“你進來罷。”
郁枝趴在桌子慢慢抬起發紅的臉。
金石一進門望著她笑嘻嘻的“姨娘”
她指了指唇“小姐真疼您。”
冰天雪地都消不去那位的火,可見她家姨娘魅力太強。
“胡說什么呢”郁枝整日錦衣玉食養著,漸漸也有了做姨娘的派頭,她輕嗔一聲,金石識趣地住了話頭。

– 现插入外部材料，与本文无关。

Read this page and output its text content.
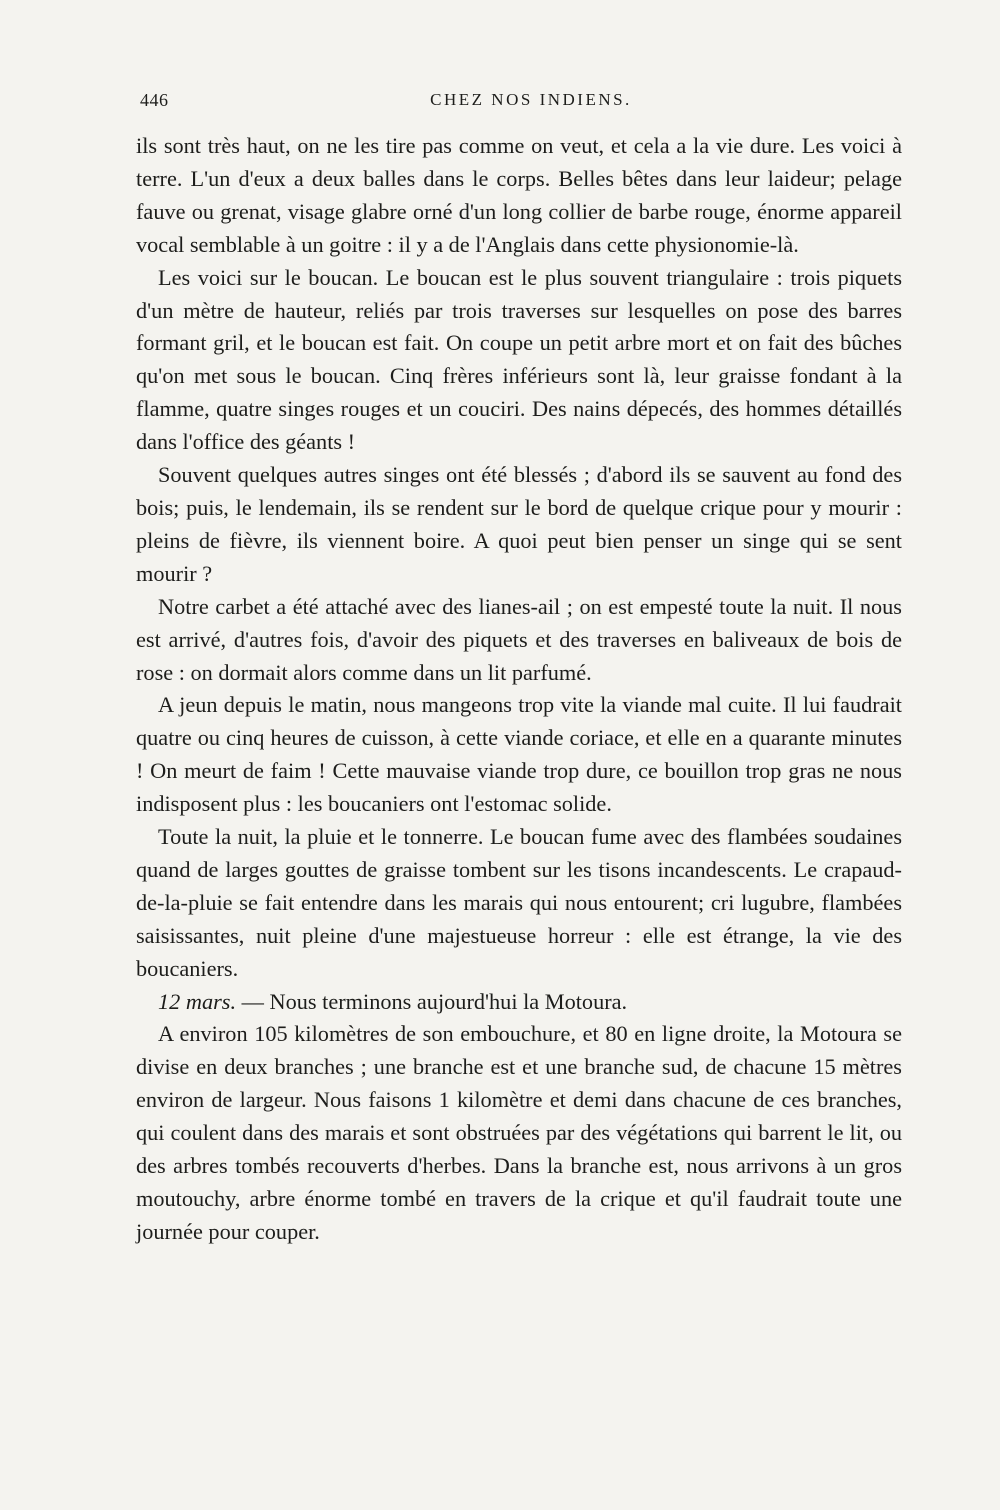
446	CHEZ NOS INDIENS.

ils sont très haut, on ne les tire pas comme on veut, et cela a la vie dure. Les voici à terre. L'un d'eux a deux balles dans le corps. Belles bêtes dans leur laideur; pelage fauve ou grenat, visage glabre orné d'un long collier de barbe rouge, énorme appareil vocal semblable à un goitre : il y a de l'Anglais dans cette physionomie-là.

Les voici sur le boucan. Le boucan est le plus souvent triangulaire : trois piquets d'un mètre de hauteur, reliés par trois traverses sur lesquelles on pose des barres formant gril, et le boucan est fait. On coupe un petit arbre mort et on fait des bûches qu'on met sous le boucan. Cinq frères inférieurs sont là, leur graisse fondant à la flamme, quatre singes rouges et un couciri. Des nains dépecés, des hommes détaillés dans l'office des géants !

Souvent quelques autres singes ont été blessés ; d'abord ils se sauvent au fond des bois; puis, le lendemain, ils se rendent sur le bord de quelque crique pour y mourir : pleins de fièvre, ils viennent boire. A quoi peut bien penser un singe qui se sent mourir ?

Notre carbet a été attaché avec des lianes-ail ; on est empesté toute la nuit. Il nous est arrivé, d'autres fois, d'avoir des piquets et des traverses en baliveaux de bois de rose : on dormait alors comme dans un lit parfumé.

A jeun depuis le matin, nous mangeons trop vite la viande mal cuite. Il lui faudrait quatre ou cinq heures de cuisson, à cette viande coriace, et elle en a quarante minutes ! On meurt de faim ! Cette mauvaise viande trop dure, ce bouillon trop gras ne nous indisposent plus : les boucaniers ont l'estomac solide.

Toute la nuit, la pluie et le tonnerre. Le boucan fume avec des flambées soudaines quand de larges gouttes de graisse tombent sur les tisons incandescents. Le crapaud-de-la-pluie se fait entendre dans les marais qui nous entourent; cri lugubre, flambées saisissantes, nuit pleine d'une majestueuse horreur : elle est étrange, la vie des boucaniers.

12 mars. — Nous terminons aujourd'hui la Motoura.

A environ 105 kilomètres de son embouchure, et 80 en ligne droite, la Motoura se divise en deux branches ; une branche est et une branche sud, de chacune 15 mètres environ de largeur. Nous faisons 1 kilomètre et demi dans chacune de ces branches, qui coulent dans des marais et sont obstruées par des végétations qui barrent le lit, ou des arbres tombés recouverts d'herbes. Dans la branche est, nous arrivons à un gros moutouchy, arbre énorme tombé en travers de la crique et qu'il faudrait toute une journée pour couper.
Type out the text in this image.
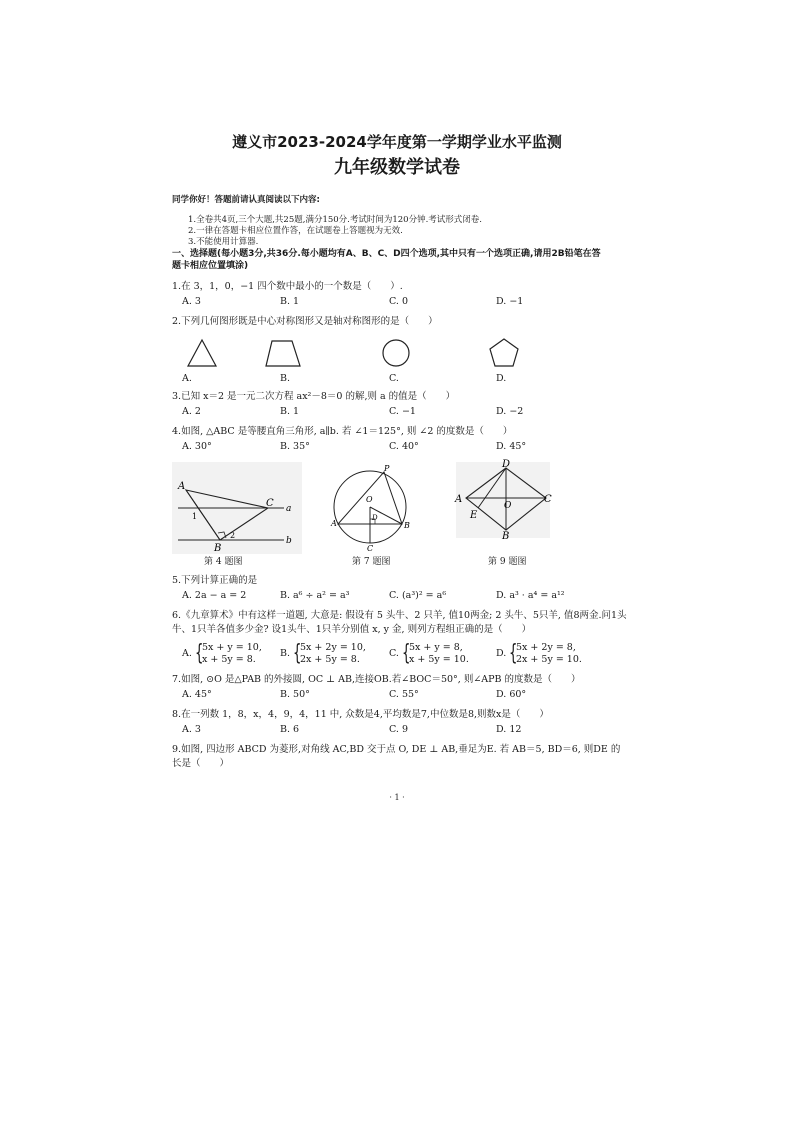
遵义市2023-2024学年度第一学期学业水平监测
九年级数学试卷
同学你好！答题前请认真阅读以下内容:
1.全卷共4页,三个大题,共25题,满分150分.考试时间为120分钟.考试形式闭卷.
2.一律在答题卡相应位置作答，在试题卷上答题视为无效.
3.不能使用计算器.
一、选择题(每小题3分,共36分.每小题均有A、B、C、D四个选项,其中只有一个选项正确,请用2B铅笔在答
题卡相应位置填涂)
1.在 3，1，0，−1 四个数中最小的一个数是（　　）.
A. 3	B. 1	C. 0	D. −1
2.下列几何图形既是中心对称图形又是轴对称图形的是（　　）
A.	B.	C.	D.
3.已知 x＝2 是一元二次方程 ax²－8＝0 的解,则 a 的值是（　　）
A. 2	B. 1	C. −1	D. −2
4.如图, △ABC 是等腰直角三角形, a∥b. 若 ∠1＝125°, 则 ∠2 的度数是（　　）
A. 30°	B. 35°	C. 40°	D. 45°
A
C a
1
2
B
b
第 4 题图
P
O
A
D
B
C
第 7 题图
D
A
O
C
E
B
第 9 题图
5.下列计算正确的是
A. 2a − a = 2	B. a⁶ ÷ a² = a³	C. (a³)² = a⁶	D. a³ · a⁴ = a¹²
6.《九章算术》中有这样一道题, 大意是: 假设有 5 头牛、2 只羊, 值10两金; 2 头牛、5只羊, 值8两金.问1头
牛、1只羊各值多少金? 设1头牛、1只羊分别值 x, y 金, 则列方程组正确的是（　　）
A. {
5x + y = 10,
x + 5y = 8.
B. {
5x + 2y = 10,
2x + 5y = 8.
C. {
5x + y = 8,
x + 5y = 10.
D. {
5x + 2y = 8,
2x + 5y = 10.
7.如图, ⊙O 是△PAB 的外接圆, OC ⊥ AB,连接OB.若∠BOC＝50°, 则∠APB 的度数是（　　）
A. 45°	B. 50°	C. 55°	D. 60°
8.在一列数 1，8，x，4，9，4，11 中, 众数是4,平均数是7,中位数是8,则数x是（　　）
A. 3	B. 6	C. 9	D. 12
9.如图, 四边形 ABCD 为菱形,对角线 AC,BD 交于点 O, DE ⊥ AB,垂足为E. 若 AB＝5, BD＝6, 则DE 的
长是（　　）
· 1 ·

只不過沒安靜多久,她又道“奴總覺得姨娘是當主子的命,以姨娘的福分,前程必當似錦。”
她說的前程似錦是由妾抬為正妻。
大炎朝為妾者多,然被抬為妻的一個都沒有。
郁枝不知她哪來的把握篤信四小姐會愛她愛得愿將正妻之位拱手相送。
她張張嘴,本想教她以后莫再說僭越的話,話到嘴邊不知怎的咽回去。
“姨娘,小姐催您呢。”
銀錠在外輕喚。
“看,小姐可是半刻都離不了您。”
沐浴都要人陪。
郁枝感慨自己遇上魏平奚就是操勞的命,日操夜操,嚴謹點或許還得在前面加個被字。
她想得有點遠,面帶紅暈地出了房門。
小鎮最好的客棧,店家為接待貴客專門新辟了一處池子,等貴人走后這池子還要拆。
貴人嘛,講究,不愿和后來人用一處浴池。
冬天泡溫泉是件極其享受的事。
白霧蒸騰,水氣上涌,熱乎乎的,熏得人小臉比桃花還艷麗。
魏四小姐身在水池頗為愜意,白花花的,郁枝見了直接捂臉的程度。
“下來。”
一陣水花響起,很快白花花水嫩嫩的成了兩人。
魏平奚懶洋洋地趴在她背上“怎的這么慢”
溫軟觸感分明,郁枝心猿意馬“和金石說了幾句話。”
“金石有我重要”魏四小姐占有欲作祟,細長的眼睛瞇著“你是誰的女人”
“”
郁枝嗔她不講道理,再過分的事都對她做了,得了便宜反而問她是誰的女人。
她沒法和四小姐講道理,顧念四小姐小她五歲,她耳尖竄紅,忍著老牛吃嫩草的羞臊“是你的。”
魏平奚胸腔的那點不舒服這才散去。
“那你要好好記著,你是我的女人,我玩膩之前誰也不能越過我去。”
話不是什么動聽的話,郁枝偏偏從中聽出一絲半點的別扭。
四小姐總說玩膩玩膩,玩了這么久不也還沒膩
“你在想什么”
想你玩多久才會膩。
郁枝轉過來身抱著她“沒想什么。”
她看著就沒說實話,念在她主動投懷送抱的份上,魏平奚捧起她的臉親得投入。
風停雪止,陽光出來照在地上融化一灘灘水。
天氣又干又冷。
魏家的車馬浩浩蕩蕩進入京城。
魏字旗隨風飄搖,久等在城門前的衛道士們自發組建一道人墻堵在路中央。
馬車遇阻。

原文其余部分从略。